Una unidad de Cruz Roja Juventud llega al hotel por la mañana y otra por la tarde para enseñar a los niños a jugar al fútbol. «Están aprendiendo el parchís , hemos traído cuadernillos típicos de Rubio , les enseñamos expresiones latinas...», comentan los trabajadores de la organización humanitaria.

«Hemos pasado 24 horas sin dormir . Solo queríamos llegar aquí. Paramos en Moldavia y en Francia y al fin hemos podido descansar. No tenemos ningún plan, tal vez lo más sensato sería aprender español y quedarnos aquí para ganarnos la vida. Aún nos queda dinero, pero no por mucho tiempo», relata July. Al preguntarle por cómo ve el conflicto afirma que en su círculo más cercano conocía a algunos amigos favorables a Rusia, pero que en las últimas semanas han dejado de serlo. «A Putin ya no le quedan amigos ucranianos », sentencia.

Dentro del hotel se ha instalado una ‘oficina’ que es como una pequeña torre de Babel. Trabajadores sociales, psicólogos, abogados, mediadores, traductores, voluntarios y personal de coordinación se desvelan en dar el calor que necesita el refugiado, a las órdenes, sobre todo, del Ministerio de Inclusión.

Respecto a los adultos, Molina describe: «Son gente muy ordenada. Es una s ociedad que no muestra mucha debilidad , está en su cultura. Pero no se lo esperaban. Tenemos sesiones psicoeducativas en las que les explicamos las consecuencias de un conflicto en la salud mental. En realidad, son personas de clase media-alta, muy apegadas a sus profesiones, a los que de repente se les ha fracturado la rutina y la dinámica familiar».
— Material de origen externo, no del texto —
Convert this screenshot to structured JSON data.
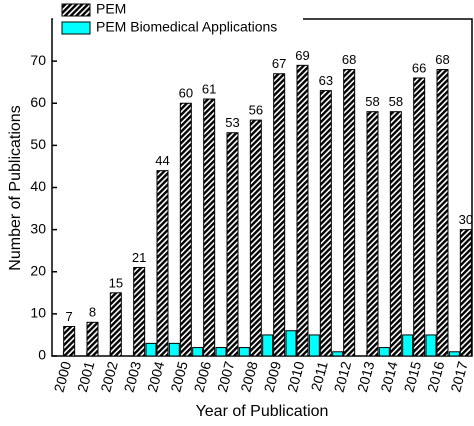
{
  "chart_data": {
    "type": "bar",
    "x_label": "Year of Publication",
    "y_label": "Number of Publications",
    "categories": [
      "2000",
      "2001",
      "2002",
      "2003",
      "2004",
      "2005",
      "2006",
      "2007",
      "2008",
      "2009",
      "2010",
      "2011",
      "2012",
      "2013",
      "2014",
      "2015",
      "2016",
      "2017"
    ],
    "series": [
      {
        "name": "PEM",
        "color": "#000000",
        "pattern": "hatch",
        "data_labels": true,
        "values": [
          7,
          8,
          15,
          21,
          44,
          60,
          61,
          53,
          56,
          67,
          69,
          63,
          68,
          58,
          58,
          66,
          68,
          30
        ]
      },
      {
        "name": "PEM Biomedical Applications",
        "color": "#00ffff",
        "values": [
          0,
          0,
          0,
          0,
          3,
          3,
          2,
          2,
          2,
          5,
          6,
          5,
          1,
          0,
          2,
          5,
          5,
          1
        ]
      }
    ],
    "ylim": [
      0,
      80
    ],
    "yticks": [
      0,
      10,
      20,
      30,
      40,
      50,
      60,
      70
    ],
    "grid": false,
    "legend": "top-left"
  }
}
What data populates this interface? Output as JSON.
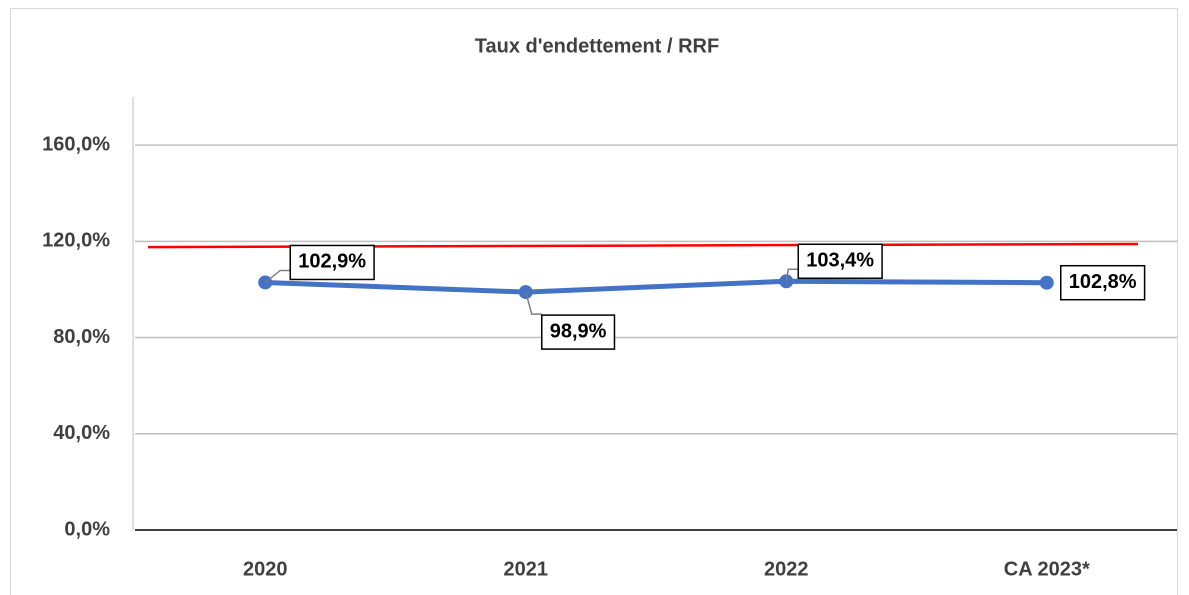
{
  "chart_data": {
    "type": "line",
    "title": "Taux d'endettement / RRF",
    "categories": [
      "2020",
      "2021",
      "2022",
      "CA 2023*"
    ],
    "series": [
      {
        "color": "#4472c4",
        "values": [
          102.9,
          98.9,
          103.4,
          102.8
        ],
        "value_labels": [
          "102,9%",
          "98,9%",
          "103,4%",
          "102,8%"
        ]
      }
    ],
    "reference_line": {
      "values": [
        117.6,
        118.9
      ],
      "color": "#ff0000"
    },
    "ylim": [
      0,
      180
    ],
    "yticks": [
      {
        "value": 0,
        "label": "0,0%"
      },
      {
        "value": 40,
        "label": "40,0%"
      },
      {
        "value": 80,
        "label": "80,0%"
      },
      {
        "value": 120,
        "label": "120,0%"
      },
      {
        "value": 160,
        "label": "160,0%"
      }
    ],
    "grid": true
  }
}
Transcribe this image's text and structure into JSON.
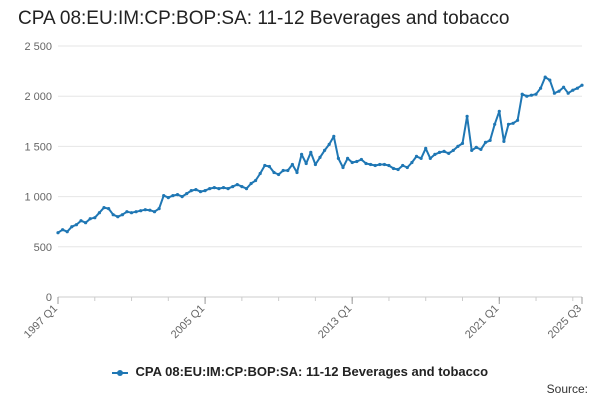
{
  "title": "CPA 08:EU:IM:CP:BOP:SA: 11-12 Beverages and tobacco",
  "source_label": "Source:",
  "chart_data": {
    "type": "line",
    "title": "CPA 08:EU:IM:CP:BOP:SA: 11-12 Beverages and tobacco",
    "xlabel": "",
    "ylabel": "",
    "x_ticks": [
      "1997 Q1",
      "2005 Q1",
      "2013 Q1",
      "2021 Q1",
      "2025 Q3"
    ],
    "y_ticks": [
      0,
      500,
      1000,
      1500,
      2000,
      2500
    ],
    "y_tick_labels": [
      "0",
      "500",
      "1 000",
      "1 500",
      "2 000",
      "2 500"
    ],
    "ylim": [
      0,
      2500
    ],
    "grid": true,
    "legend_position": "bottom",
    "color": "#1f77b4",
    "series": [
      {
        "name": "CPA 08:EU:IM:CP:BOP:SA: 11-12 Beverages and tobacco",
        "points": [
          [
            "1997-01",
            640
          ],
          [
            "1997-04",
            670
          ],
          [
            "1997-07",
            650
          ],
          [
            "1997-10",
            700
          ],
          [
            "1998-01",
            720
          ],
          [
            "1998-04",
            760
          ],
          [
            "1998-07",
            740
          ],
          [
            "1998-10",
            780
          ],
          [
            "1999-01",
            790
          ],
          [
            "1999-04",
            840
          ],
          [
            "1999-07",
            890
          ],
          [
            "1999-10",
            880
          ],
          [
            "2000-01",
            820
          ],
          [
            "2000-04",
            800
          ],
          [
            "2000-07",
            820
          ],
          [
            "2000-10",
            850
          ],
          [
            "2001-01",
            840
          ],
          [
            "2001-04",
            850
          ],
          [
            "2001-07",
            860
          ],
          [
            "2001-10",
            870
          ],
          [
            "2002-01",
            865
          ],
          [
            "2002-04",
            850
          ],
          [
            "2002-07",
            880
          ],
          [
            "2002-10",
            1010
          ],
          [
            "2003-01",
            990
          ],
          [
            "2003-04",
            1010
          ],
          [
            "2003-07",
            1020
          ],
          [
            "2003-10",
            1000
          ],
          [
            "2004-01",
            1030
          ],
          [
            "2004-04",
            1060
          ],
          [
            "2004-07",
            1070
          ],
          [
            "2004-10",
            1050
          ],
          [
            "2005-01",
            1060
          ],
          [
            "2005-04",
            1080
          ],
          [
            "2005-07",
            1090
          ],
          [
            "2005-10",
            1080
          ],
          [
            "2006-01",
            1090
          ],
          [
            "2006-04",
            1080
          ],
          [
            "2006-07",
            1100
          ],
          [
            "2006-10",
            1120
          ],
          [
            "2007-01",
            1100
          ],
          [
            "2007-04",
            1080
          ],
          [
            "2007-07",
            1130
          ],
          [
            "2007-10",
            1160
          ],
          [
            "2008-01",
            1230
          ],
          [
            "2008-04",
            1310
          ],
          [
            "2008-07",
            1300
          ],
          [
            "2008-10",
            1240
          ],
          [
            "2009-01",
            1220
          ],
          [
            "2009-04",
            1260
          ],
          [
            "2009-07",
            1260
          ],
          [
            "2009-10",
            1320
          ],
          [
            "2010-01",
            1240
          ],
          [
            "2010-04",
            1420
          ],
          [
            "2010-07",
            1330
          ],
          [
            "2010-10",
            1440
          ],
          [
            "2011-01",
            1320
          ],
          [
            "2011-04",
            1390
          ],
          [
            "2011-07",
            1460
          ],
          [
            "2011-10",
            1520
          ],
          [
            "2012-01",
            1600
          ],
          [
            "2012-04",
            1380
          ],
          [
            "2012-07",
            1290
          ],
          [
            "2012-10",
            1380
          ],
          [
            "2013-01",
            1340
          ],
          [
            "2013-04",
            1350
          ],
          [
            "2013-07",
            1370
          ],
          [
            "2013-10",
            1330
          ],
          [
            "2014-01",
            1320
          ],
          [
            "2014-04",
            1310
          ],
          [
            "2014-07",
            1320
          ],
          [
            "2014-10",
            1320
          ],
          [
            "2015-01",
            1310
          ],
          [
            "2015-04",
            1280
          ],
          [
            "2015-07",
            1270
          ],
          [
            "2015-10",
            1310
          ],
          [
            "2016-01",
            1290
          ],
          [
            "2016-04",
            1340
          ],
          [
            "2016-07",
            1400
          ],
          [
            "2016-10",
            1380
          ],
          [
            "2017-01",
            1480
          ],
          [
            "2017-04",
            1380
          ],
          [
            "2017-07",
            1420
          ],
          [
            "2017-10",
            1440
          ],
          [
            "2018-01",
            1450
          ],
          [
            "2018-04",
            1430
          ],
          [
            "2018-07",
            1460
          ],
          [
            "2018-10",
            1500
          ],
          [
            "2019-01",
            1530
          ],
          [
            "2019-04",
            1800
          ],
          [
            "2019-07",
            1460
          ],
          [
            "2019-10",
            1490
          ],
          [
            "2020-01",
            1470
          ],
          [
            "2020-04",
            1540
          ],
          [
            "2020-07",
            1560
          ],
          [
            "2020-10",
            1720
          ],
          [
            "2021-01",
            1850
          ],
          [
            "2021-04",
            1550
          ],
          [
            "2021-07",
            1720
          ],
          [
            "2021-10",
            1730
          ],
          [
            "2022-01",
            1760
          ],
          [
            "2022-04",
            2020
          ],
          [
            "2022-07",
            2000
          ],
          [
            "2022-10",
            2010
          ],
          [
            "2023-01",
            2020
          ],
          [
            "2023-04",
            2080
          ],
          [
            "2023-07",
            2190
          ],
          [
            "2023-10",
            2160
          ],
          [
            "2024-01",
            2030
          ],
          [
            "2024-04",
            2050
          ],
          [
            "2024-07",
            2090
          ],
          [
            "2024-10",
            2030
          ],
          [
            "2025-01",
            2060
          ],
          [
            "2025-04",
            2080
          ],
          [
            "2025-07",
            2110
          ]
        ]
      }
    ]
  }
}
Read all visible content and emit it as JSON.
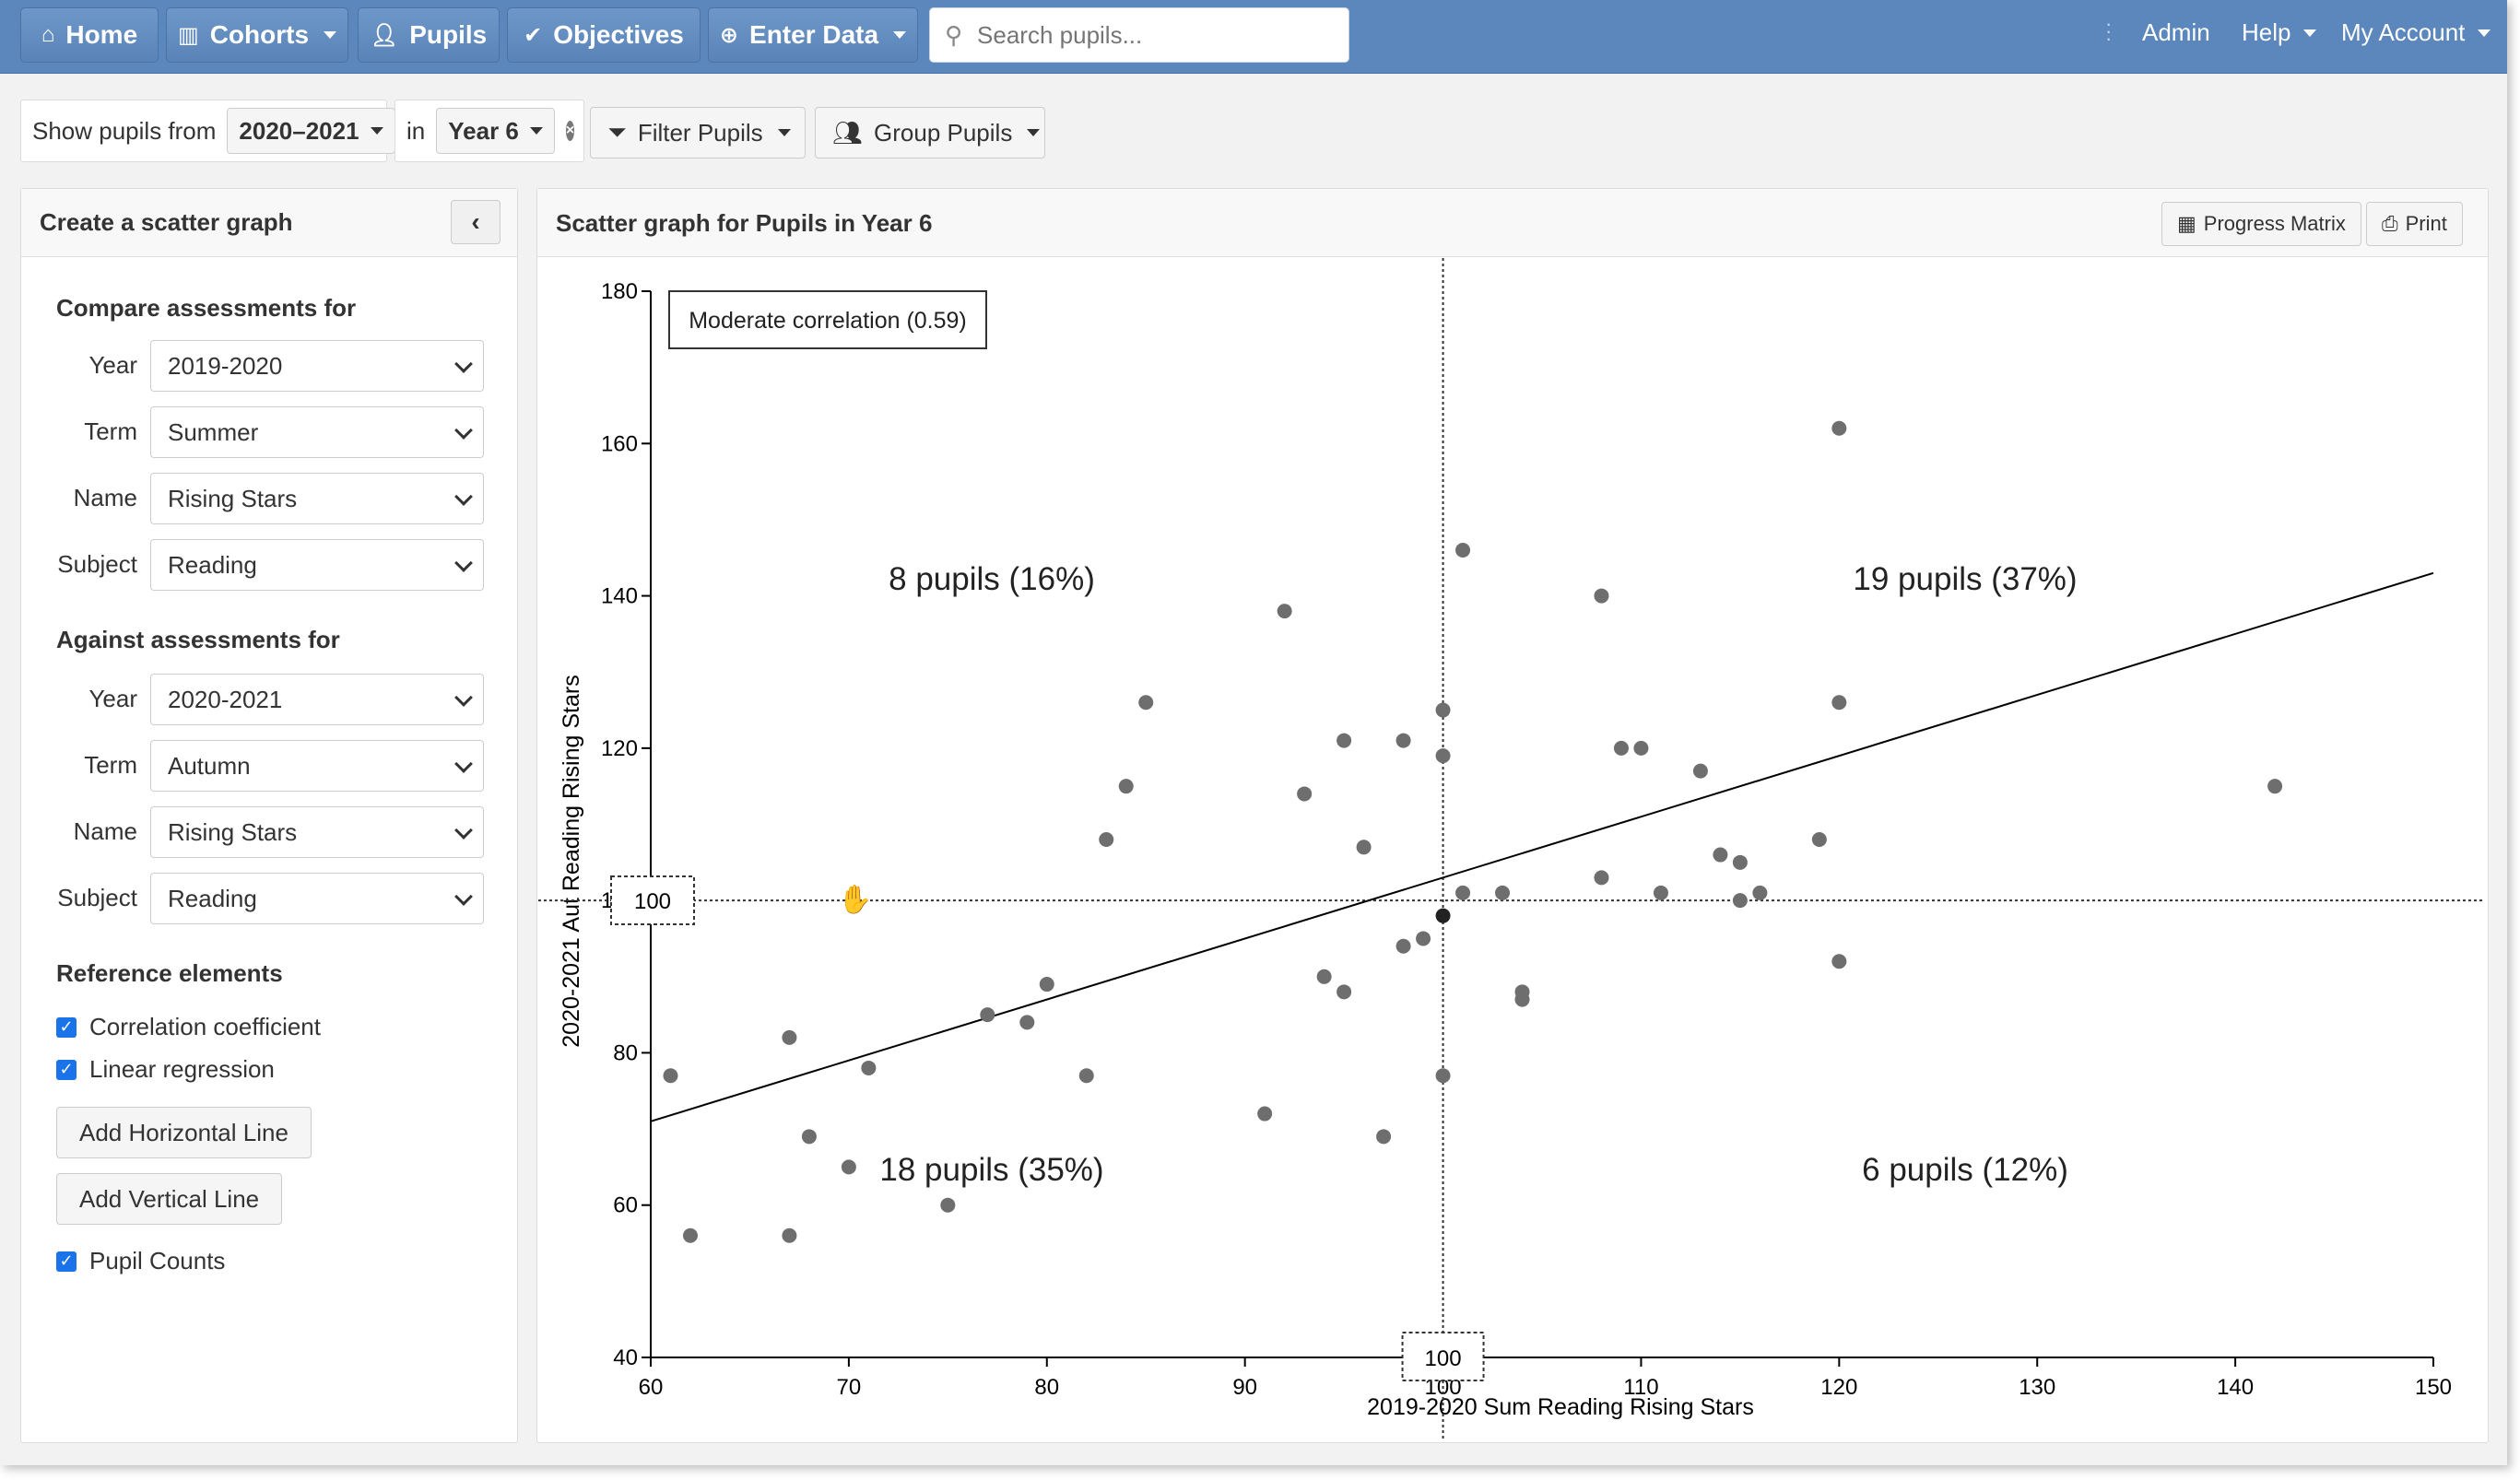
{
  "nav": {
    "home": "Home",
    "cohorts": "Cohorts",
    "pupils": "Pupils",
    "objectives": "Objectives",
    "enter_data": "Enter Data",
    "search_placeholder": "Search pupils...",
    "admin": "Admin",
    "help": "Help",
    "account": "My Account"
  },
  "filters": {
    "show_label": "Show pupils from",
    "year_value": "2020–2021",
    "in_label": "in",
    "group_value": "Year 6",
    "filter_btn": "Filter Pupils",
    "group_btn": "Group Pupils"
  },
  "left_panel": {
    "title": "Create a scatter graph",
    "compare_title": "Compare assessments for",
    "against_title": "Against assessments for",
    "labels": {
      "year": "Year",
      "term": "Term",
      "name": "Name",
      "subject": "Subject"
    },
    "compare": {
      "year": "2019-2020",
      "term": "Summer",
      "name": "Rising Stars",
      "subject": "Reading"
    },
    "against": {
      "year": "2020-2021",
      "term": "Autumn",
      "name": "Rising Stars",
      "subject": "Reading"
    },
    "reference_title": "Reference elements",
    "correlation_label": "Correlation coefficient",
    "regression_label": "Linear regression",
    "add_horizontal": "Add Horizontal Line",
    "add_vertical": "Add Vertical Line",
    "pupil_counts_label": "Pupil Counts"
  },
  "right_panel": {
    "title": "Scatter graph for Pupils in Year 6",
    "progress_matrix": "Progress Matrix",
    "print": "Print"
  },
  "chart_data": {
    "type": "scatter",
    "xlabel": "2019-2020 Sum Reading Rising Stars",
    "ylabel": "2020-2021 Aut Reading Rising Stars",
    "xlim": [
      60,
      150
    ],
    "ylim": [
      40,
      180
    ],
    "xticks": [
      60,
      70,
      80,
      90,
      100,
      110,
      120,
      130,
      140,
      150
    ],
    "yticks": [
      40,
      60,
      80,
      100,
      120,
      140,
      160,
      180
    ],
    "correlation_label": "Moderate correlation (0.59)",
    "reference_x": 100,
    "reference_y": 100,
    "reference_x_label": "100",
    "reference_y_label": "100",
    "regression": {
      "x1": 60,
      "y1": 71,
      "x2": 150,
      "y2": 143
    },
    "quadrants": {
      "top_left": "8 pupils (16%)",
      "top_right": "19 pupils (37%)",
      "bottom_left": "18 pupils (35%)",
      "bottom_right": "6 pupils (12%)"
    },
    "highlight_point": {
      "x": 100,
      "y": 98
    },
    "points": [
      [
        61,
        77
      ],
      [
        62,
        56
      ],
      [
        67,
        82
      ],
      [
        67,
        56
      ],
      [
        68,
        69
      ],
      [
        70,
        65
      ],
      [
        71,
        78
      ],
      [
        75,
        60
      ],
      [
        77,
        85
      ],
      [
        79,
        84
      ],
      [
        80,
        89
      ],
      [
        82,
        77
      ],
      [
        83,
        108
      ],
      [
        84,
        115
      ],
      [
        85,
        126
      ],
      [
        91,
        72
      ],
      [
        92,
        138
      ],
      [
        93,
        114
      ],
      [
        94,
        90
      ],
      [
        95,
        121
      ],
      [
        95,
        88
      ],
      [
        96,
        107
      ],
      [
        97,
        69
      ],
      [
        98,
        121
      ],
      [
        98,
        94
      ],
      [
        99,
        95
      ],
      [
        100,
        125
      ],
      [
        100,
        119
      ],
      [
        100,
        77
      ],
      [
        101,
        146
      ],
      [
        101,
        101
      ],
      [
        103,
        101
      ],
      [
        104,
        88
      ],
      [
        104,
        87
      ],
      [
        108,
        140
      ],
      [
        108,
        103
      ],
      [
        109,
        120
      ],
      [
        110,
        120
      ],
      [
        111,
        101
      ],
      [
        113,
        117
      ],
      [
        114,
        106
      ],
      [
        115,
        105
      ],
      [
        115,
        100
      ],
      [
        116,
        101
      ],
      [
        119,
        108
      ],
      [
        120,
        162
      ],
      [
        120,
        126
      ],
      [
        120,
        92
      ],
      [
        142,
        115
      ]
    ]
  }
}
Entre las presentes hay maestras, arquitectas, ingenieras ... «Ahora no saben si algún día podrán volver a ejercer su oficio. La lucha es contra la ruptura radical de su propia identidad», remarca la psicóloga. «A muchos les cuesta hablar, y hay que respetarlo. En otras crisis tardan hasta un año en comenzar el desahogo emocional», añade Abengozar, responsable de todos los equipos de atención psicológica en la oficina central de Cruz Roja. « Tienen miedo a romperse : si caen ellos, sufrirán los menores que les acompañan», agrega.

Molina, que ha trabajado veinte años con refugiados, diferencia que con otros colectivos vulnerables cuesta explicar «cómo funcionamos» los occidentales. Este problema no lo sufrirán los ucranianos, «muy parecidos a los europeos» , sí el del idioma, un gran obstáculo para su adaptación. La demanda de información es una constante entre ellos, preguntan a las traductoras de Cruz Roja «cuándo podrán volver a su país», pero la respuesta no les apacigua. Y se procura gestionar lo que reciben con todas las cautela. «Insistimos mucho en que solo se les dé la información con la que están seguros », afirma Molina. «Lo que sí une al éxodo de venezolanos, afganos o sirios es que todo el mundo huye. Lo que más agradecen es que les traten como personas. Muchos pasarán de aquí a pisos tutelados de Cruz Roja o al programa de acogida, recibirán permiso de residencia y protección».